Humana made waves two days ago by announcing that they are quitting ObamaCare altogether.

Other major national healthcare providers like UnitedHealth and Aetna have reassessed or scaled back their participation. However, Humana is taking it a step farther and pulling out entirely, saying it will not provide individual coverage for the exchanges in 2018 due to financial woes. The company said it didn’t see any signs that the ObamaCare market is improving and expected to lose $45 million on its ObamaCare business this year. Politico reports:

“We are again seeing signs of an unbalanced risk pool based on the results of the 2017 open enrollment period,” CEO Bruce Broussard said in an investor call. “Therefore we’ve decided we can’t continue to offer this coverage in 2018.”

Humana had already sharply reduced its footprint in the Obamacare exchanges over the past year following financial losses. It sold plans in 156 counties across 11 states in 2017, down sharply from 1,351 counties throughout 19 states the previous year.

Those pesky risk pools that ObamaCare supporters would rather ignore are the reasons the system is falling apart. Opponents of ObamaCare have said for years that ObamaCare is a failing with costs rising precipitously and access to good coverage disappearing for many Americans.

Humana’s full pull-out is setting off alarm bells across the healthcare industry, because it comes at a critical time. In April, healthcare providers are set to start submitting rates for 2018 or deciding if they’re going to participate at all.

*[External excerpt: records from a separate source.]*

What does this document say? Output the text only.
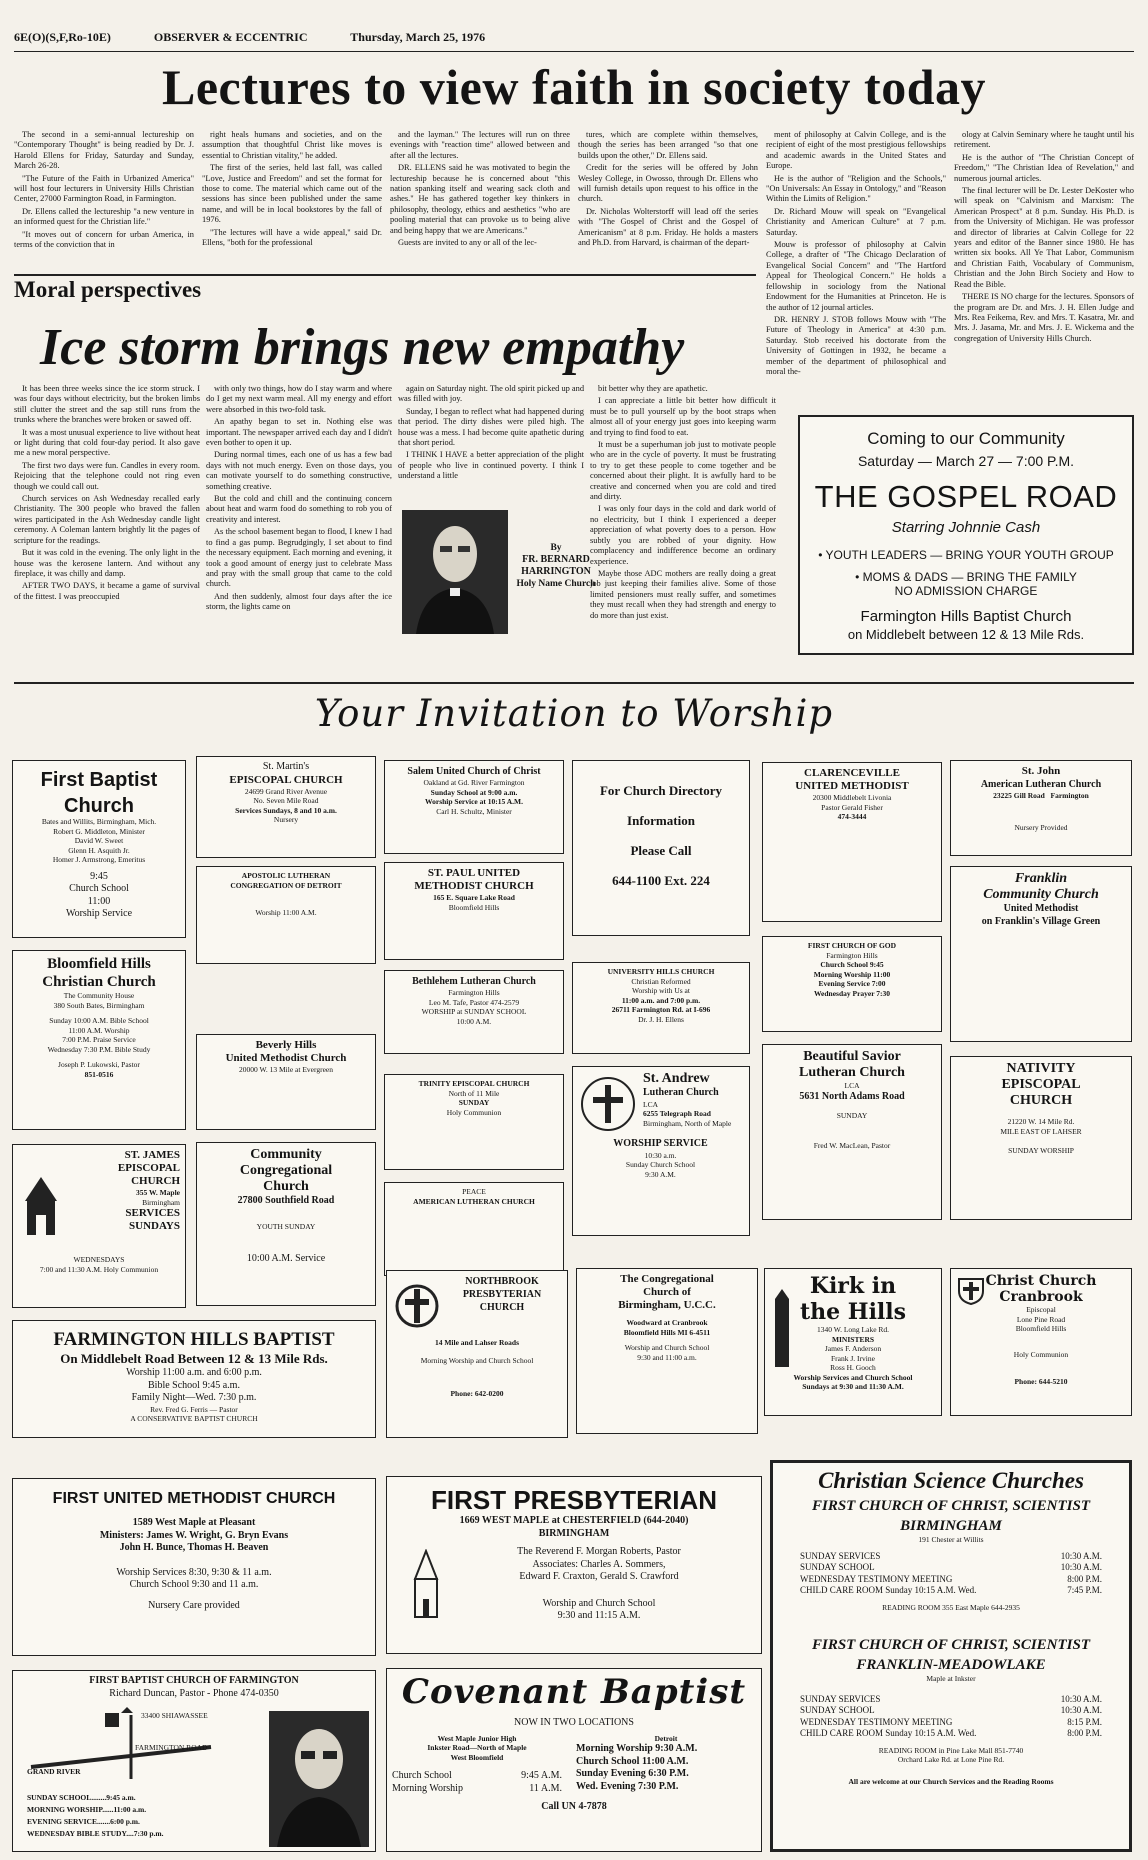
6E(O)(S,F,Ro-10E)	OBSERVER & ECCENTRIC	Thursday, March 25, 1976
Lectures to view faith in society today

The second in a semi-annual lectureship on "Contemporary Thought" is being readied by Dr. J. Harold Ellens for Friday, Saturday and Sunday, March 26-28.

"The Future of the Faith in Urbanized America" will host four lecturers in University Hills Christian Center, 27000 Farmington Road, in Farmington.

Dr. Ellens called the lectureship "a new venture in an informed quest for the Christian life."

"It moves out of concern for urban America, in terms of the conviction that in

right heals humans and societies, and on the assumption that thoughtful Christ like moves is essential to Christian vitality," he added.

The first of the series, held last fall, was called "Love, Justice and Freedom" and set the format for those to come. The material which came out of the sessions has since been published under the same name, and will be in local bookstores by the fall of 1976.

"The lectures will have a wide appeal," said Dr. Ellens, "both for the professional

and the layman." The lectures will run on three evenings with "reaction time" allowed between and after all the lectures.

DR. ELLENS said he was motivated to begin the lectureship because he is concerned about "this nation spanking itself and wearing sack cloth and ashes." He has gathered together key thinkers in philosophy, theology, ethics and aesthetics "who are pooling material that can provoke us to being alive and being happy that we are Americans."

Guests are invited to any or all of the lec-

tures, which are complete within themselves, though the series has been arranged "so that one builds upon the other," Dr. Ellens said.

Credit for the series will be offered by John Wesley College, in Owosso, through Dr. Ellens who will furnish details upon request to his office in the church.

Dr. Nicholas Wolterstorff will lead off the series with "The Gospel of Christ and the Gospel of Americanism" at 8 p.m. Friday. He holds a masters and Ph.D. from Harvard, is chairman of the depart-

ment of philosophy at Calvin College, and is the recipient of eight of the most prestigious fellowships and academic awards in the United States and Europe.

He is the author of "Religion and the Schools," "On Universals: An Essay in Ontology," and "Reason Within the Limits of Religion."

Dr. Richard Mouw will speak on "Evangelical Christianity and American Culture" at 7 p.m. Saturday.

Mouw is professor of philosophy at Calvin College, a drafter of "The Chicago Declaration of Evangelical Social Concern" and "The Hartford Appeal for Theological Concern." He holds a fellowship in sociology from the National Endowment for the Humanities at Princeton. He is the author of 12 journal articles.

DR. HENRY J. STOB follows Mouw with "The Future of Theology in America" at 4:30 p.m. Saturday. Stob received his doctorate from the University of Gottingen in 1932, he became a member of the department of philosophical and moral the-

ology at Calvin Seminary where he taught until his retirement.

He is the author of "The Christian Concept of Freedom," "The Christian Idea of Revelation," and numerous journal articles.

The final lecturer will be Dr. Lester DeKoster who will speak on "Calvinism and Marxism: The American Prospect" at 8 p.m. Sunday. His Ph.D. is from the University of Michigan. He was professor and director of libraries at Calvin College for 22 years and editor of the Banner since 1980. He has written six books. All Ye That Labor, Communism and Christian Faith, Vocabulary of Communism, Christian and the John Birch Society and How to Read the Bible.

THERE IS NO charge for the lectures. Sponsors of the program are Dr. and Mrs. J. H. Ellen Judge and Mrs. Rea Feikema, Rev. and Mrs. T. Kasatra, Mr. and Mrs. J. Jasama, Mr. and Mrs. J. E. Wickema and the congregation of University Hills Church.

Moral perspectives
Ice storm brings new empathy

It has been three weeks since the ice storm struck. I was four days without electricity, but the broken limbs still clutter the street and the sap still runs from the trunks where the branches were broken or sawed off.

It was a most unusual experience to live without heat or light during that cold four-day period. It also gave me a new moral perspective.

The first two days were fun. Candles in every room. Rejoicing that the telephone could not ring even though we could call out.

Church services on Ash Wednesday recalled early Christianity. The 300 people who braved the fallen wires participated in the Ash Wednesday candle light ceremony. A Coleman lantern brightly lit the pages of scripture for the readings.

But it was cold in the evening. The only light in the house was the kerosene lantern. And without any fireplace, it was chilly and damp.

AFTER TWO DAYS, it became a game of survival of the fittest. I was preoccupied

with only two things, how do I stay warm and where do I get my next warm meal. All my energy and effort were absorbed in this two-fold task.

An apathy began to set in. Nothing else was important. The newspaper arrived each day and I didn't even bother to open it up.

During normal times, each one of us has a few bad days with not much energy. Even on those days, you can motivate yourself to do something constructive, something creative.

But the cold and chill and the continuing concern about heat and warm food do something to rob you of creativity and interest.

As the school basement began to flood, I knew I had to find a gas pump. Begrudgingly, I set about to find the necessary equipment. Each morning and evening, it took a good amount of energy just to celebrate Mass and pray with the small group that came to the cold church.

And then suddenly, almost four days after the ice storm, the lights came on

again on Saturday night. The old spirit picked up and was filled with joy.

Sunday, I began to reflect what had happened during that period. The dirty dishes were piled high. The house was a mess. I had become quite apathetic during that short period.

I THINK I HAVE a better appreciation of the plight of people who live in continued poverty. I think I understand a little

bit better why they are apathetic.

I can appreciate a little bit better how difficult it must be to pull yourself up by the boot straps when almost all of your energy just goes into keeping warm and trying to find food to eat.

It must be a superhuman job just to motivate people who are in the cycle of poverty. It must be frustrating to try to get these people to come together and be concerned about their plight. It is awfully hard to be creative and concerned when you are cold and tired and dirty.

I was only four days in the cold and dark world of no electricity, but I think I experienced a deeper appreciation of what poverty does to a person. How subtly you are robbed of your dignity. How complacency and indifference become an ordinary experience.

Maybe those ADC mothers are really doing a great job just keeping their families alive. Some of those limited pensioners must really suffer, and sometimes they must recall when they had strength and energy to do more than just exist.

By
FR. BERNARD HARRINGTON
Holy Name Church
Coming to our Community
Saturday — March 27 — 7:00 P.M.
THE GOSPEL ROAD
Starring Johnnie Cash
• YOUTH LEADERS — BRING YOUR YOUTH GROUP
• MOMS & DADS — BRING THE FAMILY
NO ADMISSION CHARGE
Farmington Hills Baptist Church
on Middlebelt between 12 & 13 Mile Rds.
Your Invitation to Worship
First Baptist
Church
Bates and Willits, Birmingham, Mich.
Robert G. Middleton, Minister
David W. Sweet
Glenn H. Asquith Jr.
Homer J. Armstrong, Emeritus
9:45
Church School
11:00
Worship Service
St. Martin's
EPISCOPAL CHURCH
24699 Grand River Avenue
No. Seven Mile Road
Services Sundays, 8 and 10 a.m.
Nursery
Salem United Church of Christ
Oakland at Gd. River Farmington
Sunday School at 9:00 a.m.
Worship Service at 10:15 A.M.
Carl H. Schultz, Minister
For Church Directory
Information
Please Call
644-1100 Ext. 224
CLARENCEVILLE
UNITED METHODIST
20300 Middlebelt Livonia
Pastor Gerald Fisher
474-3444
St. John
American Lutheran Church
23225 Gill Road Farmington
Nursery Provided
APOSTOLIC LUTHERAN
CONGREGATION OF DETROIT
Worship 11:00 A.M.
ST. PAUL UNITED
METHODIST CHURCH
165 E. Square Lake Road
Bloomfield Hills
Franklin
Community Church
United Methodist
on Franklin's Village Green
Bloomfield Hills
Christian Church
The Community House
380 South Bates, Birmingham
Sunday 10:00 A.M. Bible School
11:00 A.M. Worship
7:00 P.M. Praise Service
Wednesday 7:30 P.M. Bible Study
Joseph P. Lukowski, Pastor
851-0516
Bethlehem Lutheran Church
Farmington Hills
Leo M. Tafe, Pastor 474-2579
WORSHIP at SUNDAY SCHOOL
10:00 A.M.
UNIVERSITY HILLS CHURCH
Christian Reformed
Worship with Us at
11:00 a.m. and 7:00 p.m.
26711 Farmington Rd. at I-696
Dr. J. H. Ellens
FIRST CHURCH OF GOD
Farmington Hills
Church School 9:45
Morning Worship 11:00
Evening Service 7:00
Wednesday Prayer 7:30
Beverly Hills
United Methodist Church
20000 W. 13 Mile at Evergreen
TRINITY EPISCOPAL CHURCH
North of 11 Mile
SUNDAY
Holy Communion
St. Andrew
Lutheran Church
LCA
6255 Telegraph Road
Birmingham, North of Maple
WORSHIP SERVICE
10:30 a.m.
Sunday Church School
9:30 A.M.
Beautiful Savior
Lutheran Church
LCA
5631 North Adams Road
SUNDAY
Fred W. MacLean, Pastor
NATIVITY
EPISCOPAL
CHURCH
21220 W. 14 Mile Rd.
MILE EAST OF LAHSER
SUNDAY WORSHIP
ST. JAMES
EPISCOPAL
CHURCH
355 W. Maple
Birmingham
SERVICES
SUNDAYS
WEDNESDAYS
7:00 and 11:30 A.M. Holy Communion
Community
Congregational
Church
27800 Southfield Road
YOUTH SUNDAY
10:00 A.M. Service
PEACE
AMERICAN LUTHERAN CHURCH
FARMINGTON HILLS BAPTIST
On Middlebelt Road Between 12 & 13 Mile Rds.
Worship 11:00 a.m. and 6:00 p.m.
Bible School 9:45 a.m.
Family Night—Wed. 7:30 p.m.
Rev. Fred G. Ferris — Pastor
A CONSERVATIVE BAPTIST CHURCH
NORTHBROOK
PRESBYTERIAN
CHURCH
14 Mile and Lahser Roads
Morning Worship and Church School
Phone: 642-0200
The Congregational
Church of
Birmingham, U.C.C.
Woodward at Cranbrook
Bloomfield Hills MI 6-4511
Worship and Church School
9:30 and 11:00 a.m.
Kirk in
the Hills
1340 W. Long Lake Rd.
MINISTERS
James F. Anderson
Frank J. Irvine
Ross H. Gooch
Worship Services and Church School
Sundays at 9:30 and 11:30 A.M.
Christ Church
Cranbrook
Episcopal
Lone Pine Road
Bloomfield Hills
Holy Communion
Phone: 644-5210
FIRST UNITED METHODIST CHURCH
1589 West Maple at Pleasant
Ministers: James W. Wright, G. Bryn Evans
John H. Bunce, Thomas H. Beaven
Worship Services 8:30, 9:30 & 11 a.m.
Church School 9:30 and 11 a.m.
Nursery Care provided
FIRST PRESBYTERIAN
1669 WEST MAPLE at CHESTERFIELD (644-2040)
BIRMINGHAM
The Reverend F. Morgan Roberts, Pastor
Associates: Charles A. Sommers,
Edward F. Craxton, Gerald S. Crawford
Worship and Church School
9:30 and 11:15 A.M.
Christian Science Churches
FIRST CHURCH OF CHRIST, SCIENTIST
BIRMINGHAM
191 Chester at Willits
SUNDAY SERVICES	10:30 A.M.
SUNDAY SCHOOL	10:30 A.M.
WEDNESDAY TESTIMONY MEETING	8:00 P.M.
CHILD CARE ROOM Sunday 10:15 A.M. Wed.	7:45 P.M.
READING ROOM 355 East Maple 644-2935
FIRST CHURCH OF CHRIST, SCIENTIST
FRANKLIN-MEADOWLAKE
Maple at Inkster
SUNDAY SERVICES	10:30 A.M.
SUNDAY SCHOOL	10:30 A.M.
WEDNESDAY TESTIMONY MEETING	8:15 P.M.
CHILD CARE ROOM Sunday 10:15 A.M. Wed.	8:00 P.M.
READING ROOM in Pine Lake Mall 851-7740
Orchard Lake Rd. at Lone Pine Rd.
All are welcome at our Church Services and the Reading Rooms
FIRST BAPTIST CHURCH OF FARMINGTON
Richard Duncan, Pastor - Phone 474-0350
33400 SHIAWASSEE
GRAND RIVER
FARMINGTON ROAD
SUNDAY SCHOOL........9:45 a.m.
MORNING WORSHIP......11:00 a.m.
EVENING SERVICE.......6:00 p.m.
WEDNESDAY BIBLE STUDY....7:30 p.m.
Covenant Baptist
NOW IN TWO LOCATIONS
West Maple Junior High
Inkster Road—North of Maple
West Bloomfield
Church School	9:45 A.M.
Morning Worship	11 A.M.
Detroit
Morning Worship 9:30 A.M.
Church School 11:00 A.M.
Sunday Evening 6:30 P.M.
Wed. Evening 7:30 P.M.
Call UN 4-7878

Aetna’s CEO thinks more insurers will follow Humana:

"I think you will see a lot more withdrawals," said Aetna CEO Mark Bertolini, at a Wall Street Journal health care event, one day after Aetna and Humana agreed mutually to end their merger agreement.

"There isn't enough money in the ACA as it's structured, even with its fees and taxes, to support the population that needs to be served," he explained, adding that without government funding, similar to Medicare, to help insurers with the costs of covering patients with high medical bills, the exchange market will not work. "It is in a death spiral."

One state is taking the news of Humana’s exit particularly hard, Tennessee. Humana is the sole provider of ObamaCare coverage in three of the state’s largest metropolitan areas, including Knoxville. In addition, Nashville and Memphis, will now only be left with Cigna. So in 2018, if another insurer doesn’t step in, tens of thousands of residents with ObamaCare will be left out in the cold. State officials are scrambling to whip up interest from other insurers as The Tennessean reports:

“We’re going to do everything we can to make sure we don’t have Tennesseans without even a single option in our state,” she said.

“I do believe that any relief that we could get from the Trump administration or Congress would be extremely helpful at this point because it is that level of uncertainty that is so problematic for insurers right now, trying to decide whether to continue to participate through 2018 when you don’t know what the regulatory environment was going to look like,” McPeak said.

Talk of the death spirals are back. ObamaCare was a flawed law that delivered a bad deal for too many Americans. Now, even the healthcare companies that put their faith in former President Obama’s experiment are learning the tough lesson about when government tries to engineer coordinate markets. We can only expect that more dropouts will follow.